At BrainSigns, the Mental Engagement index is used as part of a wider set of neurophysiological measures to provide an objective and dynamic assessment of user involvement. Its sensitivity to temporal fluctuations in cognitive participation makes it particularly valuable for evaluating how people interact with interfaces, training experiences, media content, and complex operational environments.

REFERENCES

  • Pope, T. T., Bogart, E. H., & Bartolome, D. S. (1995). Biocybernetic system evaluates indices of operator engagement in automated task. Biological Psychology, 40(1), 187-195.
  • Berka, C., Levendowski, D. J., Lumicao, M. N., Yau, A., Davis, G., Zivkovic, V. T., Olmstead, R. E., Tremoulet, P. D., & Craven, P. L. (2007). EEG correlates of task engagement and mental workload in vigilance, learning, and memory tasks. Aviation, Space, and Environmental Medicine, 78(5), B231-B244.
  • Chaouachi, M., & Frasson, C. (2012). Mental workload, engagement and emotions: An exploratory study for intelligent tutoring systems. In Intelligent Tutoring Systems. ITS 2012. Lecture Notes in Computer Science, vol. 7315. Springer.
  • Cartocci, G., Modica, E., Rossi, D., Inguscio, B. M. S., Aricò, P., Martinez Levy, A. C., Mancini, M., Cherubino, P., & Babiloni, F. (2019). Antismoking campaigns’ perception and gender differences: A comparison among EEG indices. Computational Intelligence and Neuroscience, 2019, 7348795.
  • Vozzi, A., Ronca, V., Rossi, D., Modica, E., Cherubino, P., Martinez, A., Giorgi, A., Inguscio, B. M. S., Babiloni, F., & Cartocci, G. (2020). Brain response to antismoking PSA, an EEG study. International Journal of Bioelectromagnetism, 22(2), 1-7.

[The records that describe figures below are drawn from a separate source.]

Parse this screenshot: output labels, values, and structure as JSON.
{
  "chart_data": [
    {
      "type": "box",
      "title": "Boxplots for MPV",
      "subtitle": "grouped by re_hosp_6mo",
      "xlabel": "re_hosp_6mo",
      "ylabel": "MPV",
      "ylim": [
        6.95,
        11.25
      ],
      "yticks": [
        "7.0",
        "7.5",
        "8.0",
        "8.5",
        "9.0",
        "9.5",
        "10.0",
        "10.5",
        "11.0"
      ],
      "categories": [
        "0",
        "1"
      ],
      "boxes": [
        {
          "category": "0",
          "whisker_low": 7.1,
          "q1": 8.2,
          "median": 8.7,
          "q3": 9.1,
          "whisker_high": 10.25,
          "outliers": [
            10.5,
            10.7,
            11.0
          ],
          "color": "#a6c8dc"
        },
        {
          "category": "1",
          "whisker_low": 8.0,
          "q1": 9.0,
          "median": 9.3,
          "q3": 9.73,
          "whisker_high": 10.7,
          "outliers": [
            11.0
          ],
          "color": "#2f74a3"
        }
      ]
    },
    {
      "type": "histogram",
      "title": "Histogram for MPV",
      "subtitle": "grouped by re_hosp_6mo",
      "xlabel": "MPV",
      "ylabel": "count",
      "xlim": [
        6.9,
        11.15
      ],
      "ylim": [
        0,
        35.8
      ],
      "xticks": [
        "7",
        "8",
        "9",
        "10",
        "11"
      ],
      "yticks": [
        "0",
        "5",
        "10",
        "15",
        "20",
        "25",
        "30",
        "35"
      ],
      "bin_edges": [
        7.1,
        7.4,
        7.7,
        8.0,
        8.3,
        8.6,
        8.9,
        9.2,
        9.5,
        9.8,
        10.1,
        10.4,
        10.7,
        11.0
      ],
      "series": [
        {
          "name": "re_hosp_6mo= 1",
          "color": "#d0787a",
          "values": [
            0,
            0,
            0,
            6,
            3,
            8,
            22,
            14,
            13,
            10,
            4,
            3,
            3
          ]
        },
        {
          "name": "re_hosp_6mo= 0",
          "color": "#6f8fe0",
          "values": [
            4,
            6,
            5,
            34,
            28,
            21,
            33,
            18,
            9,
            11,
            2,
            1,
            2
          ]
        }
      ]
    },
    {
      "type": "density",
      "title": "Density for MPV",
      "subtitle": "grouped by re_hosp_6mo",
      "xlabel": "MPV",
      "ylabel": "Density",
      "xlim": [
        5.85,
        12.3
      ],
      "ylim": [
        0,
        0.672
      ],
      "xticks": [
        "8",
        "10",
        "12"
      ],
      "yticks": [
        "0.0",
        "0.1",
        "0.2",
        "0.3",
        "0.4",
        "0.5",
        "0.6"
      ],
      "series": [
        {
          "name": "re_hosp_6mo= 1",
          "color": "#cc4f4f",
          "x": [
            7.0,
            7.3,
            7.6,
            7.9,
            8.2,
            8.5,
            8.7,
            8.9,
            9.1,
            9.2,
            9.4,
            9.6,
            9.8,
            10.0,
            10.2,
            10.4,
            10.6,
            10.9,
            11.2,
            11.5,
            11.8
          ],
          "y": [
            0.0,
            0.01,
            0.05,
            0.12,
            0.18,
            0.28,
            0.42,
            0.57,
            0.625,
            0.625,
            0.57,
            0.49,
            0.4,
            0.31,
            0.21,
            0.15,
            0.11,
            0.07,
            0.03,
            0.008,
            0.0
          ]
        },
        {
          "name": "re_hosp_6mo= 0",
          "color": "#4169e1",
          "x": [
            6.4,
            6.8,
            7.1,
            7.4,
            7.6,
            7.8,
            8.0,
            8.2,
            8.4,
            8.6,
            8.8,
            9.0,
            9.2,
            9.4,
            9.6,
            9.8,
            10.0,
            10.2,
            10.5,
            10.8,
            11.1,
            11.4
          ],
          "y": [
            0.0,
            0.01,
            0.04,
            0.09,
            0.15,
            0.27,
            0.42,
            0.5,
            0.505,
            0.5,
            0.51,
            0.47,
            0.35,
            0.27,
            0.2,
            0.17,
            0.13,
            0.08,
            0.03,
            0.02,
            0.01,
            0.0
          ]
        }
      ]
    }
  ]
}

  • Inguscio, B. M. S., Cartocci, G., Sciaraffa, N., Nasta, C., Giorgi, A., Nicastri, M., Giallini, I., Greco, A., Babiloni, F., & Mancini, P. (2021). Neurophysiological verbal working memory patterns in children: Searching for a benchmark of modality differences in audio/video stimuli processing. Computational Intelligence and Neuroscience, 2021, 4158580.
  • Ricci, A., Ronca, V., Capotorto, R., Giorgi, A., Vozzi, A., Germano, D., et al. (2025). Understanding the unexplored: A review on the gap in human factors characterization for Industry 5.0. Applied Sciences, 15(4), 1822.
  • Baradari, D., Kosmyna, N., Petrov, O., Kaplun, R., & Maes, P. (2025). NeuroChat: A neuroadaptive AI chatbot for customizing learning experiences. In Proceedings of the 7th ACM Conference on Conversational User Interfaces, 1-21.